Microsoft said yesterday that its new Chrome-based Edge browser improves browser security and reliability by using a multi-process architecture. Microsoft claims that this architecture significantly reduces the amount of memory and CPU required for its browsers. For some time now, we’ve known that Google Chrome is considered one of the biggest memory occupiers, especially on Windows 10 PCs. Since the new Microsoft Edge is based on the same Chrome engine, the company hopes to avoid its browser moving in the same direction.
In a lengthy blog post published yesterday, Microsoft and Microsoft Edge discussed the multi-process architecture in detail. The company explains how Microsoft Edge uses system resources and points to some of the key benefits of multi-process architecture.
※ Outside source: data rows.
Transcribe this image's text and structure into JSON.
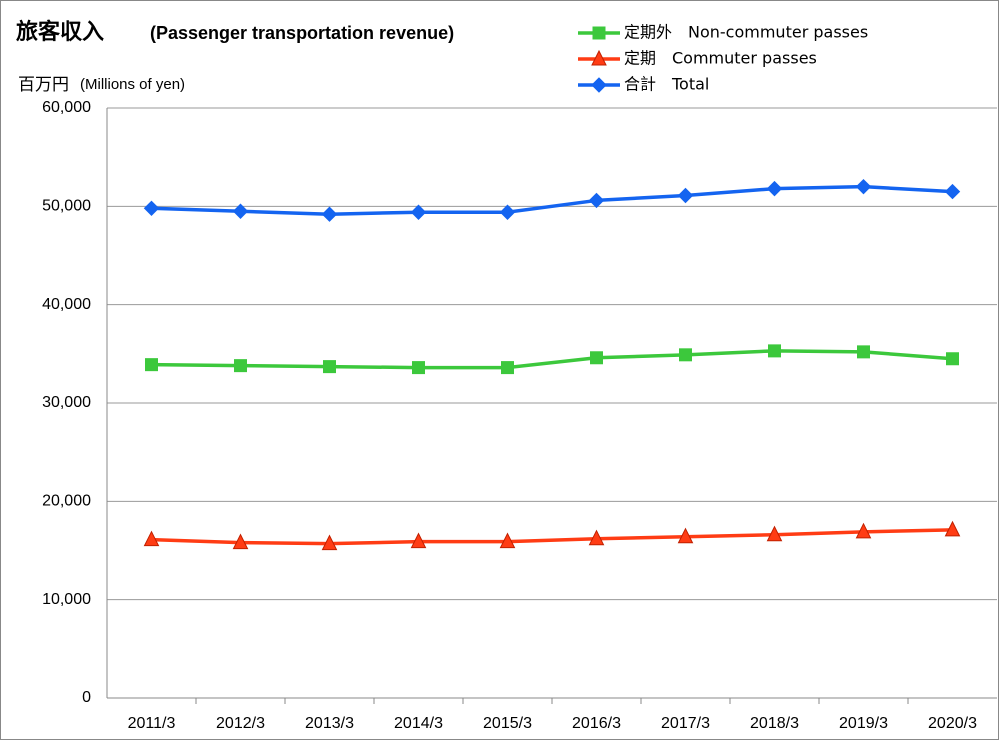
{
  "chart_data": {
    "type": "line",
    "title": "旅客収入",
    "subtitle": "(Passenger transportation revenue)",
    "y_label": "百万円",
    "y_label_en": "(Millions of yen)",
    "categories": [
      "2011/3",
      "2012/3",
      "2013/3",
      "2014/3",
      "2015/3",
      "2016/3",
      "2017/3",
      "2018/3",
      "2019/3",
      "2020/3"
    ],
    "series": [
      {
        "name": "定期外　Non-commuter passes",
        "color": "#3cc83c",
        "marker": "square",
        "values": [
          33900,
          33800,
          33700,
          33600,
          33600,
          34600,
          34900,
          35300,
          35200,
          34500
        ]
      },
      {
        "name": "定期　Commuter passes",
        "color": "#ff3c14",
        "marker": "triangle",
        "values": [
          16100,
          15800,
          15700,
          15900,
          15900,
          16200,
          16400,
          16600,
          16900,
          17100
        ]
      },
      {
        "name": "合計　Total",
        "color": "#1464f0",
        "marker": "diamond",
        "values": [
          49800,
          49500,
          49200,
          49400,
          49400,
          50600,
          51100,
          51800,
          52000,
          51500
        ]
      }
    ],
    "ylim": [
      0,
      60000
    ],
    "yticks": [
      0,
      {
        "value": 10000,
        "label": "10,000"
      },
      {
        "value": 20000,
        "label": "20,000"
      },
      {
        "value": 30000,
        "label": "30,000"
      },
      {
        "value": 40000,
        "label": "40,000"
      },
      {
        "value": 50000,
        "label": "50,000"
      },
      {
        "value": 60000,
        "label": "60,000"
      }
    ],
    "grid": true,
    "legend": "top-right"
  }
}
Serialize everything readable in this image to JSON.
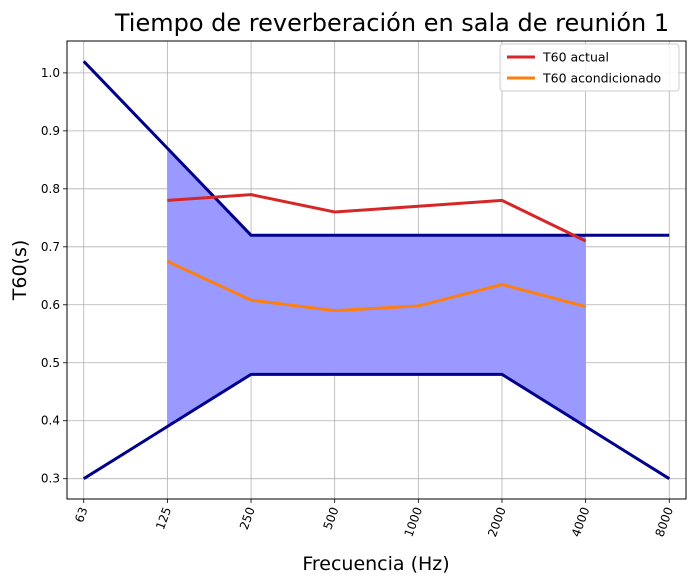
{
  "chart_data": {
    "type": "line",
    "title": "Tiempo de reverberación en sala de reunión 1",
    "xlabel": "Frecuencia (Hz)",
    "ylabel": "T60(s)",
    "categories": [
      "63",
      "125",
      "250",
      "500",
      "1000",
      "2000",
      "4000",
      "8000"
    ],
    "ylim": [
      0.265,
      1.055
    ],
    "yticks": [
      "0.3",
      "0.4",
      "0.5",
      "0.6",
      "0.7",
      "0.8",
      "0.9",
      "1.0"
    ],
    "grid": true,
    "legend_position": "top-right",
    "series": [
      {
        "name": "T60 actual",
        "color": "#d62728",
        "values": [
          null,
          0.78,
          0.79,
          0.76,
          0.77,
          0.78,
          0.71,
          null
        ]
      },
      {
        "name": "T60 acondicionado",
        "color": "#ff7f0e",
        "values": [
          null,
          0.675,
          0.608,
          0.59,
          0.598,
          0.635,
          0.597,
          null
        ]
      }
    ],
    "limit_lines": {
      "color": "#00008b",
      "upper": [
        1.02,
        0.87,
        0.72,
        0.72,
        0.72,
        0.72,
        0.72,
        0.72
      ],
      "lower": [
        0.3,
        0.39,
        0.48,
        0.48,
        0.48,
        0.48,
        0.39,
        0.3
      ]
    },
    "band": {
      "color": "#9999ff",
      "from_index": 1,
      "to_index": 6,
      "upper": [
        null,
        0.87,
        0.72,
        0.72,
        0.72,
        0.72,
        0.72,
        null
      ],
      "lower": [
        null,
        0.39,
        0.48,
        0.48,
        0.48,
        0.48,
        0.39,
        null
      ]
    }
  }
}
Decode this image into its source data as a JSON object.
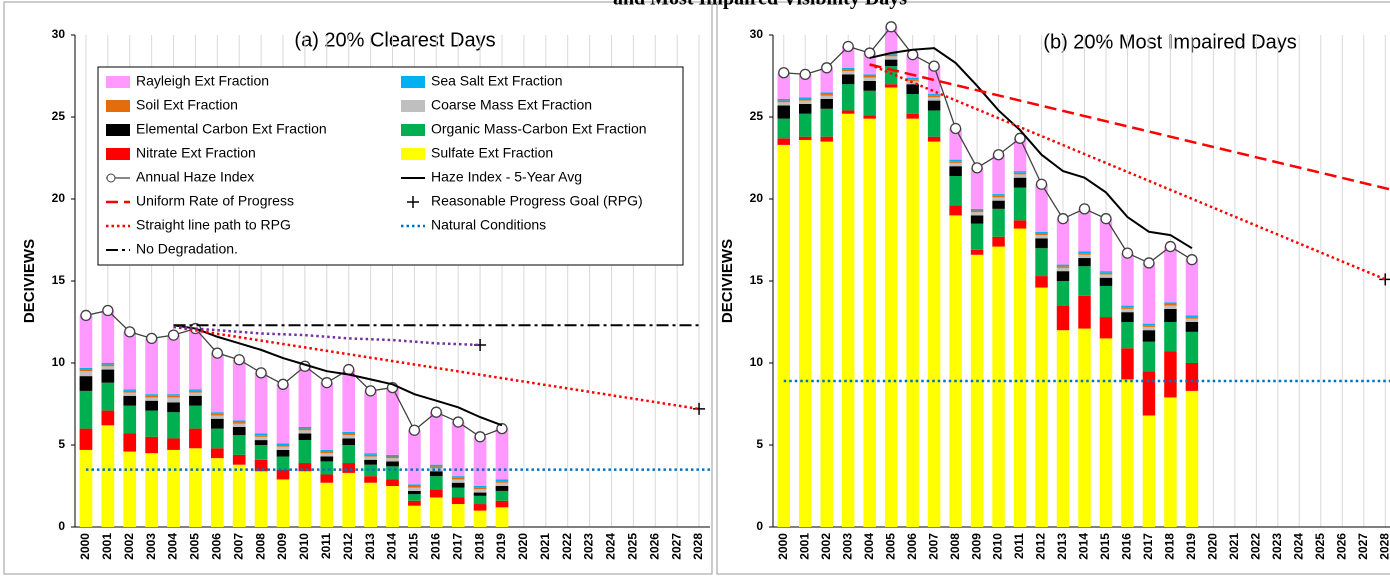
{
  "title": "and Most Impaired Visibility Days",
  "chart_data": [
    {
      "type": "bar",
      "stacked": true,
      "title": "(a) 20% Clearest Days",
      "ylabel": "DECIVIEWS",
      "categories": [
        "2000",
        "2001",
        "2002",
        "2003",
        "2004",
        "2005",
        "2006",
        "2007",
        "2008",
        "2009",
        "2010",
        "2011",
        "2012",
        "2013",
        "2014",
        "2015",
        "2016",
        "2017",
        "2018",
        "2019",
        "2020",
        "2021",
        "2022",
        "2023",
        "2024",
        "2025",
        "2026",
        "2027",
        "2028"
      ],
      "xlim": [
        1999.5,
        2028.5
      ],
      "ylim": [
        0,
        30
      ],
      "yticks": [
        0,
        5,
        10,
        15,
        20,
        25,
        30
      ],
      "grid": "x",
      "legend": "upper left",
      "series": [
        {
          "name": "Rayleigh Ext Fraction",
          "type": "bar",
          "color": "#ff99ff",
          "values": [
            3.2,
            3.2,
            3.5,
            3.4,
            3.6,
            3.7,
            3.6,
            3.7,
            3.7,
            3.6,
            3.7,
            4.1,
            3.8,
            3.8,
            4.1,
            3.3,
            3.2,
            3.3,
            3.0,
            3.1,
            null,
            null,
            null,
            null,
            null,
            null,
            null,
            null,
            null
          ]
        },
        {
          "name": "Sea Salt Ext Fraction",
          "type": "bar",
          "color": "#00b0f0",
          "values": [
            0.1,
            0.1,
            0.1,
            0.1,
            0.1,
            0.1,
            0.1,
            0.1,
            0.1,
            0.1,
            0.1,
            0.1,
            0.1,
            0.1,
            0.1,
            0.1,
            0.1,
            0.1,
            0.1,
            0.1,
            null,
            null,
            null,
            null,
            null,
            null,
            null,
            null,
            null
          ]
        },
        {
          "name": "Soil Ext Fraction",
          "type": "bar",
          "color": "#e46c0a",
          "values": [
            0.1,
            0.1,
            0.1,
            0.1,
            0.1,
            0.1,
            0.1,
            0.1,
            0.1,
            0.1,
            0.1,
            0.1,
            0.1,
            0.1,
            0.1,
            0.1,
            0.1,
            0.1,
            0.1,
            0.1,
            null,
            null,
            null,
            null,
            null,
            null,
            null,
            null,
            null
          ]
        },
        {
          "name": "Coarse Mass Ext Fraction",
          "type": "bar",
          "color": "#bfbfbf",
          "values": [
            0.3,
            0.2,
            0.2,
            0.2,
            0.3,
            0.2,
            0.2,
            0.2,
            0.2,
            0.2,
            0.2,
            0.2,
            0.2,
            0.2,
            0.2,
            0.2,
            0.2,
            0.2,
            0.2,
            0.2,
            null,
            null,
            null,
            null,
            null,
            null,
            null,
            null,
            null
          ]
        },
        {
          "name": "Elemental Carbon Ext Fraction",
          "type": "bar",
          "color": "#000000",
          "values": [
            0.9,
            0.8,
            0.6,
            0.6,
            0.6,
            0.6,
            0.6,
            0.5,
            0.3,
            0.4,
            0.4,
            0.3,
            0.4,
            0.3,
            0.3,
            0.2,
            0.3,
            0.3,
            0.2,
            0.3,
            null,
            null,
            null,
            null,
            null,
            null,
            null,
            null,
            null
          ]
        },
        {
          "name": "Organic Mass-Carbon Ext Fraction",
          "type": "bar",
          "color": "#00b050",
          "values": [
            2.3,
            1.7,
            1.7,
            1.6,
            1.6,
            1.4,
            1.2,
            1.2,
            0.9,
            0.8,
            1.4,
            0.8,
            1.1,
            0.7,
            0.8,
            0.4,
            0.8,
            0.6,
            0.5,
            0.6,
            null,
            null,
            null,
            null,
            null,
            null,
            null,
            null,
            null
          ]
        },
        {
          "name": "Nitrate Ext Fraction",
          "type": "bar",
          "color": "#ff0000",
          "values": [
            1.3,
            0.9,
            1.1,
            1.0,
            0.7,
            1.2,
            0.6,
            0.6,
            0.7,
            0.6,
            0.5,
            0.5,
            0.6,
            0.4,
            0.4,
            0.3,
            0.5,
            0.4,
            0.4,
            0.4,
            null,
            null,
            null,
            null,
            null,
            null,
            null,
            null,
            null
          ]
        },
        {
          "name": "Sulfate Ext Fraction",
          "type": "bar",
          "color": "#ffff00",
          "values": [
            4.7,
            6.2,
            4.6,
            4.5,
            4.7,
            4.8,
            4.2,
            3.8,
            3.4,
            2.9,
            3.4,
            2.7,
            3.3,
            2.7,
            2.5,
            1.3,
            1.8,
            1.4,
            1.0,
            1.2,
            null,
            null,
            null,
            null,
            null,
            null,
            null,
            null,
            null
          ]
        },
        {
          "name": "Annual Haze Index",
          "type": "line",
          "marker": "o",
          "color": "#404040",
          "values": [
            12.9,
            13.2,
            11.9,
            11.5,
            11.7,
            12.1,
            10.6,
            10.2,
            9.4,
            8.7,
            9.8,
            8.8,
            9.6,
            8.3,
            8.5,
            5.9,
            7.0,
            6.4,
            5.5,
            6.0,
            null,
            null,
            null,
            null,
            null,
            null,
            null,
            null,
            null
          ]
        },
        {
          "name": "Haze Index - 5-Year Avg",
          "type": "line",
          "color": "#000000",
          "dash": "solid",
          "width": 2,
          "x": [
            2004,
            2005,
            2006,
            2007,
            2008,
            2009,
            2010,
            2011,
            2012,
            2013,
            2014,
            2015,
            2016,
            2017,
            2018,
            2019
          ],
          "values": [
            12.3,
            12.1,
            11.6,
            11.2,
            10.8,
            10.3,
            9.9,
            9.5,
            9.3,
            9.0,
            8.7,
            8.1,
            7.7,
            7.3,
            6.7,
            6.2
          ]
        },
        {
          "name": "Uniform Rate of Progress",
          "type": "line",
          "color": "#ff0000",
          "dash": "dashed",
          "width": 2.5,
          "x": [],
          "values": []
        },
        {
          "name": "Reasonable Progress Goal (RPG)",
          "type": "scatter",
          "marker": "+",
          "color": "#000000",
          "x": [
            2018,
            2028
          ],
          "values": [
            11.1,
            7.2
          ]
        },
        {
          "name": "Straight line path to RPG",
          "type": "line",
          "color": "#ff0000",
          "dash": "dotted",
          "width": 2.5,
          "x": [
            2004,
            2028
          ],
          "values": [
            12.2,
            7.2
          ]
        },
        {
          "name": "Natural Conditions",
          "type": "line",
          "color": "#0070c0",
          "dash": "dotted",
          "width": 2.5,
          "x": [
            2000,
            2028.5
          ],
          "values": [
            3.5,
            3.5
          ]
        },
        {
          "name": "No Degradation.",
          "type": "line",
          "color": "#000000",
          "dash": "dashdot",
          "width": 2,
          "x": [
            2004,
            2028
          ],
          "values": [
            12.3,
            12.3
          ]
        },
        {
          "type": "line",
          "color": "#7030a0",
          "dash": "dotted",
          "width": 2.5,
          "x": [
            2004,
            2006,
            2008,
            2010,
            2012,
            2014,
            2016,
            2018
          ],
          "values": [
            12.2,
            12.0,
            11.8,
            11.7,
            11.5,
            11.4,
            11.2,
            11.1
          ]
        }
      ]
    },
    {
      "type": "bar",
      "stacked": true,
      "title": "(b) 20% Most Impaired Days",
      "ylabel": "DECIVIEWS",
      "categories": [
        "2000",
        "2001",
        "2002",
        "2003",
        "2004",
        "2005",
        "2006",
        "2007",
        "2008",
        "2009",
        "2010",
        "2011",
        "2012",
        "2013",
        "2014",
        "2015",
        "2016",
        "2017",
        "2018",
        "2019",
        "2020",
        "2021",
        "2022",
        "2023",
        "2024",
        "2025",
        "2026",
        "2027",
        "2028"
      ],
      "xlim": [
        1999.5,
        2028.5
      ],
      "ylim": [
        0,
        30
      ],
      "yticks": [
        0,
        5,
        10,
        15,
        20,
        25,
        30
      ],
      "grid": "x",
      "series": [
        {
          "name": "Rayleigh Ext Fraction",
          "type": "bar",
          "color": "#ff99ff",
          "values": [
            1.6,
            1.4,
            1.5,
            1.3,
            1.3,
            1.6,
            1.4,
            1.7,
            1.9,
            2.5,
            2.4,
            2.0,
            2.9,
            2.8,
            2.6,
            3.2,
            3.2,
            3.7,
            3.4,
            3.4,
            null,
            null,
            null,
            null,
            null,
            null,
            null,
            null,
            null
          ]
        },
        {
          "name": "Sea Salt Ext Fraction",
          "type": "bar",
          "color": "#00b0f0",
          "values": [
            0.1,
            0.1,
            0.1,
            0.1,
            0.1,
            0.1,
            0.1,
            0.1,
            0.1,
            0.1,
            0.1,
            0.1,
            0.1,
            0.1,
            0.1,
            0.1,
            0.1,
            0.1,
            0.1,
            0.1,
            null,
            null,
            null,
            null,
            null,
            null,
            null,
            null,
            null
          ]
        },
        {
          "name": "Soil Ext Fraction",
          "type": "bar",
          "color": "#e46c0a",
          "values": [
            0.1,
            0.1,
            0.1,
            0.1,
            0.1,
            0.1,
            0.1,
            0.1,
            0.1,
            0.1,
            0.1,
            0.1,
            0.1,
            0.1,
            0.1,
            0.1,
            0.1,
            0.1,
            0.1,
            0.1,
            null,
            null,
            null,
            null,
            null,
            null,
            null,
            null,
            null
          ]
        },
        {
          "name": "Coarse Mass Ext Fraction",
          "type": "bar",
          "color": "#bfbfbf",
          "values": [
            0.2,
            0.2,
            0.2,
            0.2,
            0.2,
            0.2,
            0.2,
            0.2,
            0.2,
            0.2,
            0.2,
            0.2,
            0.2,
            0.2,
            0.2,
            0.2,
            0.2,
            0.2,
            0.2,
            0.2,
            null,
            null,
            null,
            null,
            null,
            null,
            null,
            null,
            null
          ]
        },
        {
          "name": "Elemental Carbon Ext Fraction",
          "type": "bar",
          "color": "#000000",
          "values": [
            0.8,
            0.6,
            0.6,
            0.6,
            0.6,
            0.4,
            0.6,
            0.6,
            0.6,
            0.5,
            0.5,
            0.6,
            0.6,
            0.6,
            0.5,
            0.5,
            0.6,
            0.7,
            0.8,
            0.6,
            null,
            null,
            null,
            null,
            null,
            null,
            null,
            null,
            null
          ]
        },
        {
          "name": "Organic Mass-Carbon Ext Fraction",
          "type": "bar",
          "color": "#00b050",
          "values": [
            1.2,
            1.4,
            1.7,
            1.6,
            1.5,
            1.1,
            1.2,
            1.6,
            1.8,
            1.6,
            1.7,
            2.0,
            1.7,
            1.5,
            1.8,
            1.9,
            1.6,
            1.8,
            1.8,
            1.9,
            null,
            null,
            null,
            null,
            null,
            null,
            null,
            null,
            null
          ]
        },
        {
          "name": "Nitrate Ext Fraction",
          "type": "bar",
          "color": "#ff0000",
          "values": [
            0.4,
            0.2,
            0.3,
            0.2,
            0.2,
            0.2,
            0.3,
            0.3,
            0.6,
            0.3,
            0.6,
            0.5,
            0.7,
            1.5,
            2.0,
            1.3,
            1.9,
            2.7,
            2.8,
            1.7,
            null,
            null,
            null,
            null,
            null,
            null,
            null,
            null,
            null
          ]
        },
        {
          "name": "Sulfate Ext Fraction",
          "type": "bar",
          "color": "#ffff00",
          "values": [
            23.3,
            23.6,
            23.5,
            25.2,
            24.9,
            26.8,
            24.9,
            23.5,
            19.0,
            16.6,
            17.1,
            18.2,
            14.6,
            12.0,
            12.1,
            11.5,
            9.0,
            6.8,
            7.9,
            8.3,
            null,
            null,
            null,
            null,
            null,
            null,
            null,
            null,
            null
          ]
        },
        {
          "name": "Annual Haze Index",
          "type": "line",
          "marker": "o",
          "color": "#404040",
          "values": [
            27.7,
            27.6,
            28.0,
            29.3,
            28.9,
            30.5,
            28.8,
            28.1,
            24.3,
            21.9,
            22.7,
            23.7,
            20.9,
            18.8,
            19.4,
            18.8,
            16.7,
            16.1,
            17.1,
            16.3,
            null,
            null,
            null,
            null,
            null,
            null,
            null,
            null,
            null
          ]
        },
        {
          "name": "Haze Index - 5-Year Avg",
          "type": "line",
          "color": "#000000",
          "dash": "solid",
          "width": 2,
          "x": [
            2004,
            2005,
            2006,
            2007,
            2008,
            2009,
            2010,
            2011,
            2012,
            2013,
            2014,
            2015,
            2016,
            2017,
            2018,
            2019
          ],
          "values": [
            28.6,
            28.9,
            29.1,
            29.2,
            28.3,
            26.9,
            25.4,
            24.2,
            22.7,
            21.7,
            21.3,
            20.4,
            18.9,
            18.0,
            17.8,
            17.0
          ]
        },
        {
          "name": "Uniform Rate of Progress",
          "type": "line",
          "color": "#ff0000",
          "dash": "dashed",
          "width": 2.5,
          "x": [
            2004,
            2028.5
          ],
          "values": [
            28.2,
            20.5
          ]
        },
        {
          "name": "Reasonable Progress Goal (RPG)",
          "type": "scatter",
          "marker": "+",
          "color": "#000000",
          "x": [
            2028
          ],
          "values": [
            15.1
          ]
        },
        {
          "name": "Straight line path to RPG",
          "type": "line",
          "color": "#ff0000",
          "dash": "dotted",
          "width": 2.5,
          "x": [
            2004,
            2028
          ],
          "values": [
            28.2,
            15.1
          ]
        },
        {
          "name": "Natural Conditions",
          "type": "line",
          "color": "#0070c0",
          "dash": "dotted",
          "width": 2.5,
          "x": [
            2000,
            2028.5
          ],
          "values": [
            8.9,
            8.9
          ]
        }
      ]
    }
  ]
}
More specifically, Microsoft Edge browsers are divided into different processes, all of which together provide users with a customized browsing experience. The list of processes includes browser processes, renderer processes, GPU processes, utility processes, crashpad handler processes, and plug-in and extension processes.
Below is an example of a browser with four tabs open and two extensions open, showing the browser process in a single browser window.
While the first benefit of this multi-process architecture is low resource usage, it also improves security, reliability, and resource recovery accuracy in resource use. This should be a rather notable achievement, especially for those who spend most of their waking hours staring at the screen.
Microsoft is also continuing to work to reduce the memory and CPU power required by browsers. “These solutions include providing information to website and extension developers, helping them use fewer resources, and helping users understand how their browsing habits affect the use of Microsoft Edge’s resources.” The company explained.